HUMAGNA: An understanding of psychology would seem useful, no? Is engagement itself a science?
LIU: More importantly than an understanding of psychology is the ability to apply it. It is one thing to analyze a great story, but it is another talent to be a great story-teller. If given a choice, we would prefer the latter.
However, it is incredibly important – as a masterful entertainer does, to take in feedback from the audience and adjust accordingly. In today’s game-technology, game-makers can measure almost every action a player takes – that’s a lot of data! I always say, data can turn the lights on in a room but it cannot tell you how to move the furniture. Data informs your decisions and it’s very important to know as a guide but not driven by data. Data-led rather than data-driven.
So, a solid understanding of the science, the data and metrics of engagement is incredibly important since today’s technology can measure almost every action a player takes, and that’s a lot of data! At Kabam, we blend the art and science of games. I believe that ninety-percent science will get you there, but it is the last 10% that is the magic and the core of what breathes life into game – the art.
HUMAGNA: Do you set out quantifiable goals with respect to engagement?
LIU: We tend to set more quantifiable goals around retention - how often do people come back - more than engagement - how long people stay in our game. While a longer session time is good, too long of a session time may risk people from returning later. We prioritize retention over engagement because it is more important for us to make a player for life than to make a player for 24 hours. We don’t want players to be addicted and enjoy everything in just one sitting as we are focused on the long-term. This is the reason many games have cool "down-timers" or they simply block you from progressing all at once in the game.

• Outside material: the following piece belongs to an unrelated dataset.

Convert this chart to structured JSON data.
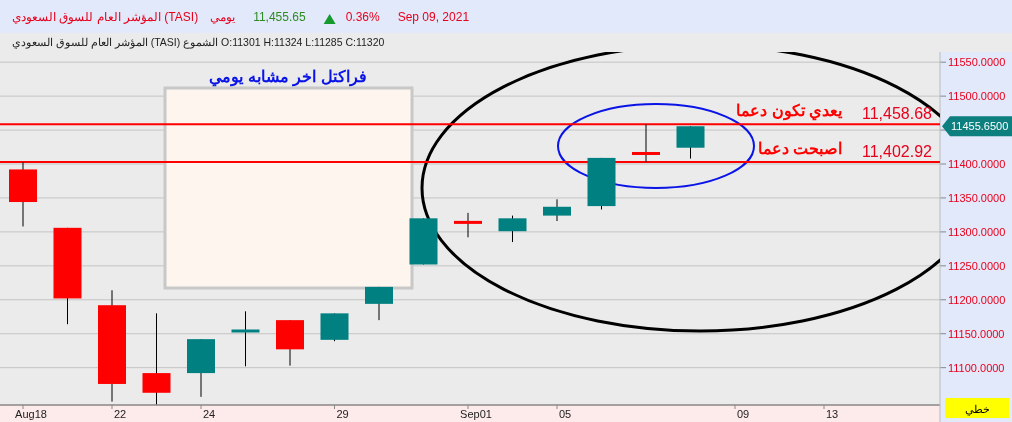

HUMAGNA: Have you, yourself ever had what you would consider an unhealthy engagement with a game? If so, which one and why?
LIU: From a player’s point of view – what is considered “an unhealthy engagement” is not the same as from the game maker’s point of view. What is considered “unhealthy engagement” varies from person to person and is up to the person know their limits as well as how they prioritize what is important to them.
More than any game, I have unhealthy engagements to television and movies as well as some online social media sites that win my time more than they should. There have been times where I have dedicated most of my waking hours to a game, but the reality is it has never been sustainably as unhealthy as my other vices.